Brenau University has contracted with Barnes & Noble College Booksellers to manage the bookstore on the Gainesville campus and provide broader service to the university’s other campuses and online studies program.
Beginning this spring, the New Jersey-based operation will run the 400-square-foot bookstore in the basement of Owens Student Center on the Gainesville campus.
In the fall, the bookstore will move to the Feldman House at 510 Washington St., with Barnes & Noble continuing to handle store operations.
The new bookstore will occupy Feldman’s 1,200-square-foot main floor, with office space and storage on the floor above.
"We needed to do something to improve service to students and faculty, and we did not want to run a bookstore," said Wayne Dempsey, Brenau’s executive vice president and chief financial officer.
Feldman houses some financial aid operations, which will move into the business office, and some evening and weekend programs, which will move into the current bookstore in Owens, said school spokesman David Morrison.
Barnes & Noble operates more than 600 campus bookstores nationwide, including those at Harvard University, Yale University and the University of Pennsylvania in the Ivy League, and Georgia Tech, Mercer University and six other Georgia institutions.
The company addresses textbook needs for about 4 million students and 400,000 faculty members.
Ben S. Dixon, vice president of campus relations at Barnes & Noble College Booksellers, said he believes the new partnership "will greatly enhance daily campus life for Brenau students."
Brenau’s contract with the company will last five years, Morrison said.
The Brenau bookstore primarily provides textbooks and other classroom and course-related materials to students and faculty.
The new operation also will offer a selection of current fiction and nonfiction titles, plus an expanded array of university spirit wear and merchandise.
"If members of the public want to walk in and buy books or Brenau polo shirts, they will be able to do it," said Scott Briell, senior vice president for enrollment and student services at Brenau. "But this store primarily is for the benefit of students and faculty."
Barnes & Noble College Booksellers also features online inventories, which Briell said will be a big boost to all Brenau students, at other campuses or online.

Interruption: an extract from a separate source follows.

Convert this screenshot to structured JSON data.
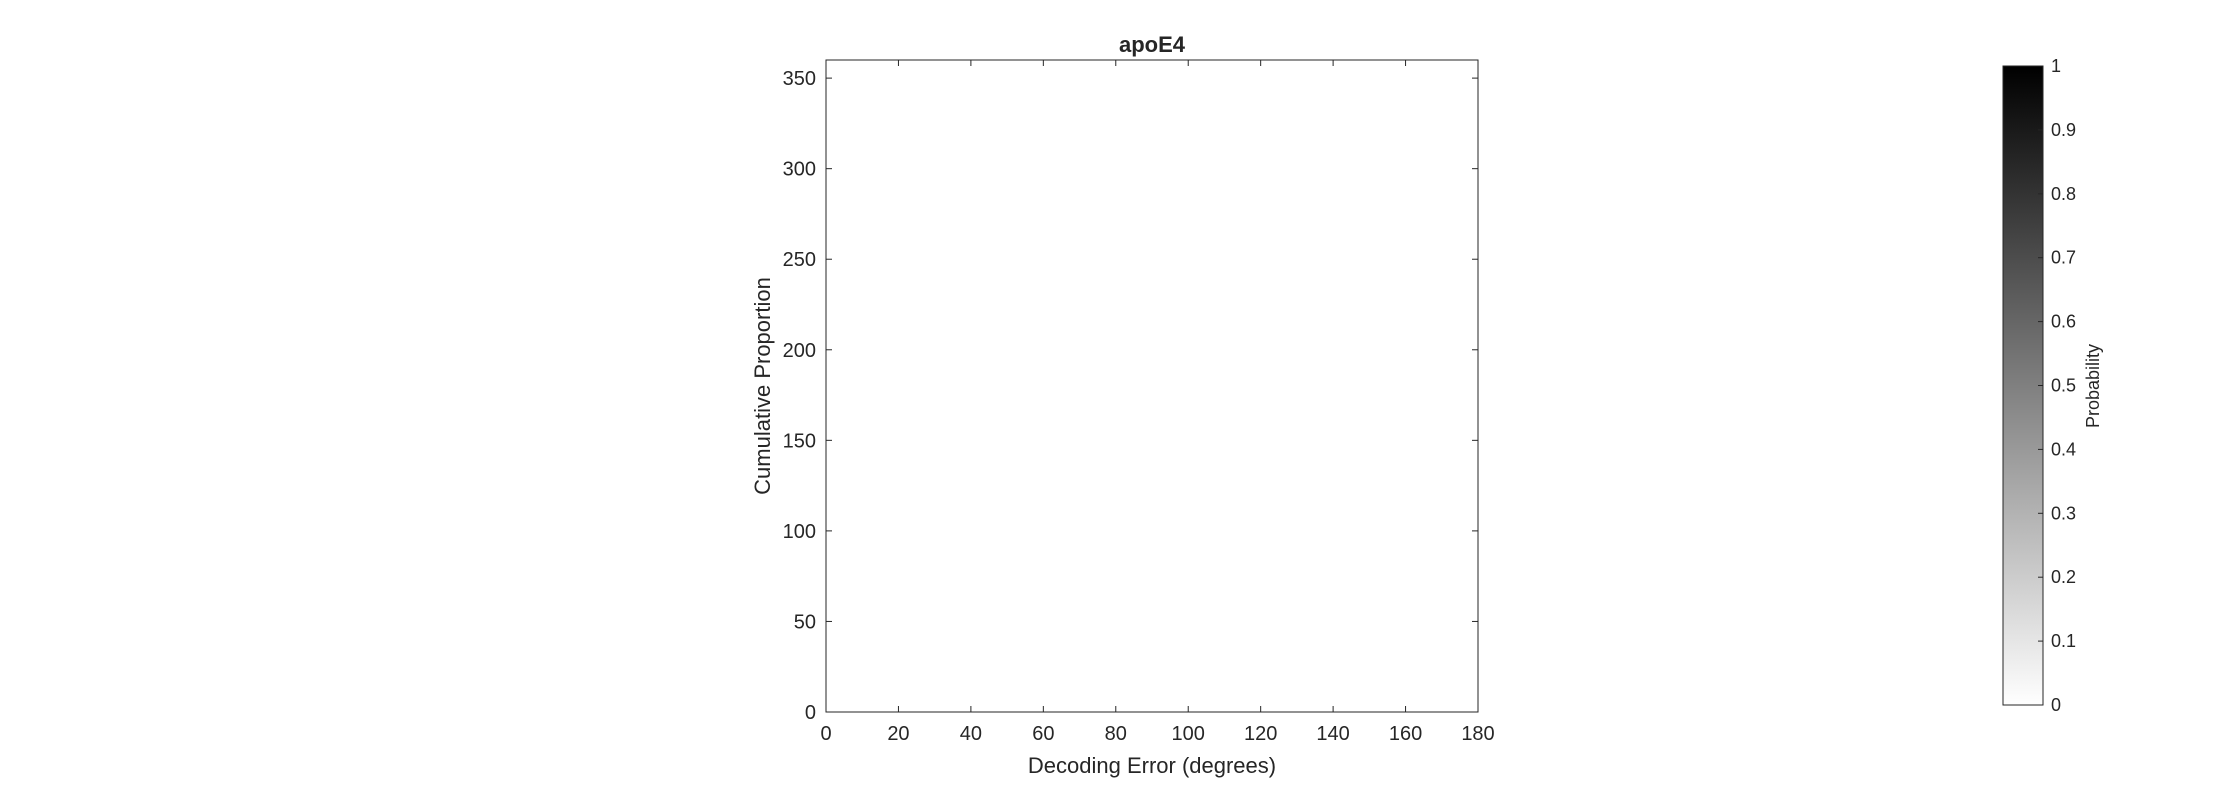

A chief complaint directed at many college bookstores has been that booksellers don’t order enough books, likely because they want to avoid dealing with large inventories or paying shipping costs and restocking fees for sending unsold books back to publishers.
"By the time some students get their books, the course is half over," Briell said.
The new arrangement also should curb the costs of textbooks, he said.
Barnes & Noble College Booksellers owns some operations of MBS Textbook Exchange, which deals exclusively with used textbooks.
The relationship, coupled with Barnes & Noble College Booksellers’ buy-back policies, means students can recover a large part of the cost of expensive textbooks they may use for only one semester, Briell said.